Unerwartete Blicke

Viele Reisende, die eine Europareise planen, teilen eine ähnliche Sorge: die Befürchtung, in einer fremden Gesellschaft auf unangenehme Blicke oder Situationen zu stoßen.

Im Internet werden solche Erfahrungen immer wieder geteilt. Besonders Deutschland gilt in einigen Communities als ein Land, in dem Diskriminierung weit verbreitet sei. Noch bevor die Reise beginnt, entstehen so Bilder von Situationen, die man selbst noch gar nicht erlebt hat.

Doch nach mehreren Jahren des Lebens in Deutschland wurde mir klar, dass diese vertrauten Vorstellungen nicht vollständig mit der Realität übereinstimmen. Die Unannehmlichkeiten, denen ich tatsächlich begegnete, kamen oft aus einer anderen Richtung als erwartet.

Auch ich habe auf der Straße abfällige Bemerkungen oder unerwünschte Blicke erlebt. Diese Situationen ließen sich jedoch selten eindeutig einer bestimmten Gruppe zuordnen. Statt dem häufig angenommenen Schema „Deutsche gegen Ausländer“ entstanden sie in deutlich komplexeren Zusammenhängen.

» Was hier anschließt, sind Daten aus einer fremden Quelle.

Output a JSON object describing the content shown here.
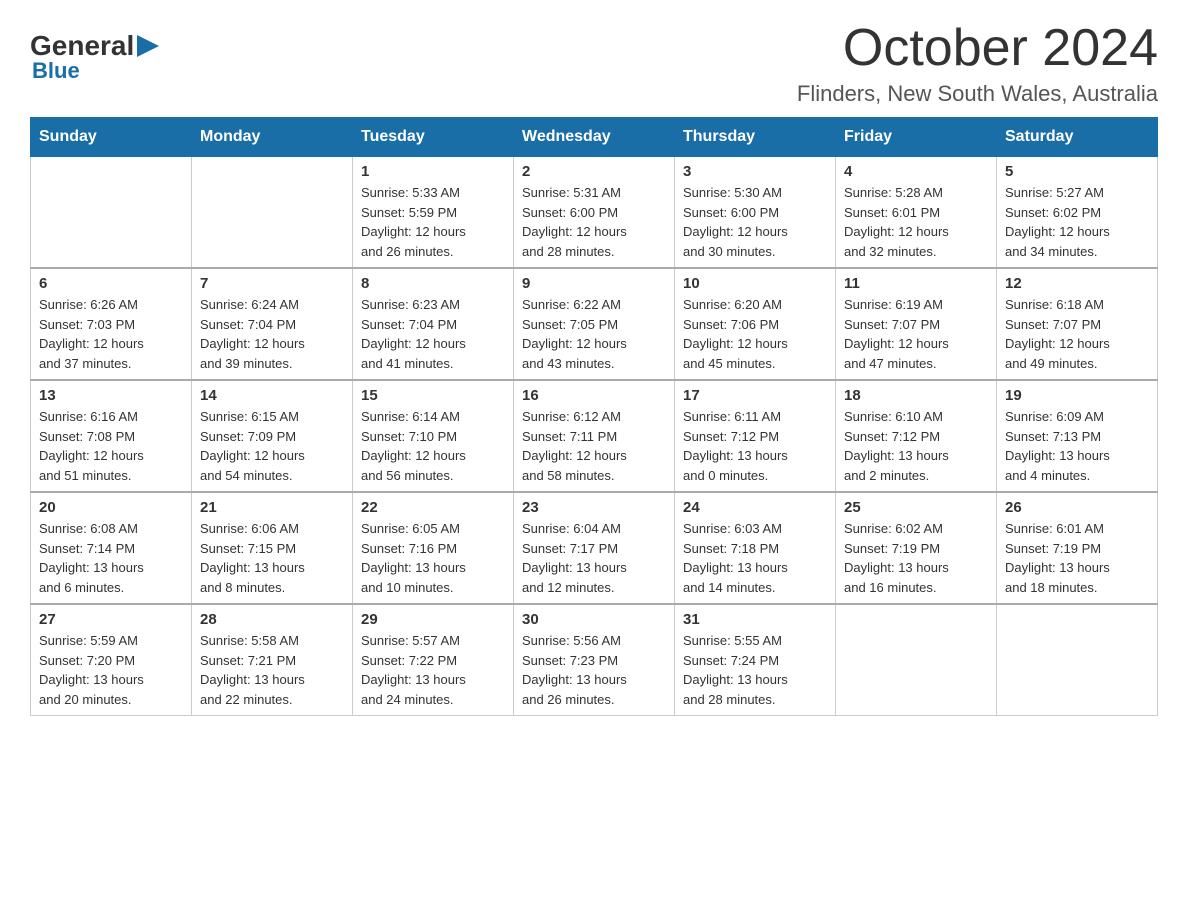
{
  "header": {
    "logo_general": "General",
    "logo_blue": "Blue",
    "month_title": "October 2024",
    "location": "Flinders, New South Wales, Australia"
  },
  "weekdays": [
    "Sunday",
    "Monday",
    "Tuesday",
    "Wednesday",
    "Thursday",
    "Friday",
    "Saturday"
  ],
  "weeks": [
    [
      {
        "day": "",
        "info": ""
      },
      {
        "day": "",
        "info": ""
      },
      {
        "day": "1",
        "info": "Sunrise: 5:33 AM\nSunset: 5:59 PM\nDaylight: 12 hours\nand 26 minutes."
      },
      {
        "day": "2",
        "info": "Sunrise: 5:31 AM\nSunset: 6:00 PM\nDaylight: 12 hours\nand 28 minutes."
      },
      {
        "day": "3",
        "info": "Sunrise: 5:30 AM\nSunset: 6:00 PM\nDaylight: 12 hours\nand 30 minutes."
      },
      {
        "day": "4",
        "info": "Sunrise: 5:28 AM\nSunset: 6:01 PM\nDaylight: 12 hours\nand 32 minutes."
      },
      {
        "day": "5",
        "info": "Sunrise: 5:27 AM\nSunset: 6:02 PM\nDaylight: 12 hours\nand 34 minutes."
      }
    ],
    [
      {
        "day": "6",
        "info": "Sunrise: 6:26 AM\nSunset: 7:03 PM\nDaylight: 12 hours\nand 37 minutes."
      },
      {
        "day": "7",
        "info": "Sunrise: 6:24 AM\nSunset: 7:04 PM\nDaylight: 12 hours\nand 39 minutes."
      },
      {
        "day": "8",
        "info": "Sunrise: 6:23 AM\nSunset: 7:04 PM\nDaylight: 12 hours\nand 41 minutes."
      },
      {
        "day": "9",
        "info": "Sunrise: 6:22 AM\nSunset: 7:05 PM\nDaylight: 12 hours\nand 43 minutes."
      },
      {
        "day": "10",
        "info": "Sunrise: 6:20 AM\nSunset: 7:06 PM\nDaylight: 12 hours\nand 45 minutes."
      },
      {
        "day": "11",
        "info": "Sunrise: 6:19 AM\nSunset: 7:07 PM\nDaylight: 12 hours\nand 47 minutes."
      },
      {
        "day": "12",
        "info": "Sunrise: 6:18 AM\nSunset: 7:07 PM\nDaylight: 12 hours\nand 49 minutes."
      }
    ],
    [
      {
        "day": "13",
        "info": "Sunrise: 6:16 AM\nSunset: 7:08 PM\nDaylight: 12 hours\nand 51 minutes."
      },
      {
        "day": "14",
        "info": "Sunrise: 6:15 AM\nSunset: 7:09 PM\nDaylight: 12 hours\nand 54 minutes."
      },
      {
        "day": "15",
        "info": "Sunrise: 6:14 AM\nSunset: 7:10 PM\nDaylight: 12 hours\nand 56 minutes."
      },
      {
        "day": "16",
        "info": "Sunrise: 6:12 AM\nSunset: 7:11 PM\nDaylight: 12 hours\nand 58 minutes."
      },
      {
        "day": "17",
        "info": "Sunrise: 6:11 AM\nSunset: 7:12 PM\nDaylight: 13 hours\nand 0 minutes."
      },
      {
        "day": "18",
        "info": "Sunrise: 6:10 AM\nSunset: 7:12 PM\nDaylight: 13 hours\nand 2 minutes."
      },
      {
        "day": "19",
        "info": "Sunrise: 6:09 AM\nSunset: 7:13 PM\nDaylight: 13 hours\nand 4 minutes."
      }
    ],
    [
      {
        "day": "20",
        "info": "Sunrise: 6:08 AM\nSunset: 7:14 PM\nDaylight: 13 hours\nand 6 minutes."
      },
      {
        "day": "21",
        "info": "Sunrise: 6:06 AM\nSunset: 7:15 PM\nDaylight: 13 hours\nand 8 minutes."
      },
      {
        "day": "22",
        "info": "Sunrise: 6:05 AM\nSunset: 7:16 PM\nDaylight: 13 hours\nand 10 minutes."
      },
      {
        "day": "23",
        "info": "Sunrise: 6:04 AM\nSunset: 7:17 PM\nDaylight: 13 hours\nand 12 minutes."
      },
      {
        "day": "24",
        "info": "Sunrise: 6:03 AM\nSunset: 7:18 PM\nDaylight: 13 hours\nand 14 minutes."
      },
      {
        "day": "25",
        "info": "Sunrise: 6:02 AM\nSunset: 7:19 PM\nDaylight: 13 hours\nand 16 minutes."
      },
      {
        "day": "26",
        "info": "Sunrise: 6:01 AM\nSunset: 7:19 PM\nDaylight: 13 hours\nand 18 minutes."
      }
    ],
    [
      {
        "day": "27",
        "info": "Sunrise: 5:59 AM\nSunset: 7:20 PM\nDaylight: 13 hours\nand 20 minutes."
      },
      {
        "day": "28",
        "info": "Sunrise: 5:58 AM\nSunset: 7:21 PM\nDaylight: 13 hours\nand 22 minutes."
      },
      {
        "day": "29",
        "info": "Sunrise: 5:57 AM\nSunset: 7:22 PM\nDaylight: 13 hours\nand 24 minutes."
      },
      {
        "day": "30",
        "info": "Sunrise: 5:56 AM\nSunset: 7:23 PM\nDaylight: 13 hours\nand 26 minutes."
      },
      {
        "day": "31",
        "info": "Sunrise: 5:55 AM\nSunset: 7:24 PM\nDaylight: 13 hours\nand 28 minutes."
      },
      {
        "day": "",
        "info": ""
      },
      {
        "day": "",
        "info": ""
      }
    ]
  ]
}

Natürlich gibt es in jeder Gesellschaft Menschen mit ausgrenzenden Haltungen – Deutschland ist dabei keine Ausnahme. Ein großer Teil der direkten Kränkungen oder unangenehmen Momente, die ich erlebt habe, ließ sich jedoch nicht durch eine einzelne Gruppe erklären, sondern entstand aus Situationen, in denen unterschiedliche Hintergründe aufeinandertrafen. Diese Erfahrungen blieben zudem nicht rein individuell. Ähnliche Erzählungen tauchten immer wieder im Austausch mit anderen Migrantinnen und Migranten auf.

Je mehr solcher Geschichten man hört, desto deutlicher wird: Deutschland lässt sich nicht entlang einer einfachen Trennlinie zwischen „Deutschen“ und „Ausländern“ beschreiben. Es ist eine Gesellschaft, in der Migrantinnen und Migranten, Geflüchtete, langjährige Bewohnerinnen und Bewohner sowie neu Zugezogene gleichzeitig existieren – auf unterschiedlichen Ebenen und mit unterschiedlichen Erfahrungen.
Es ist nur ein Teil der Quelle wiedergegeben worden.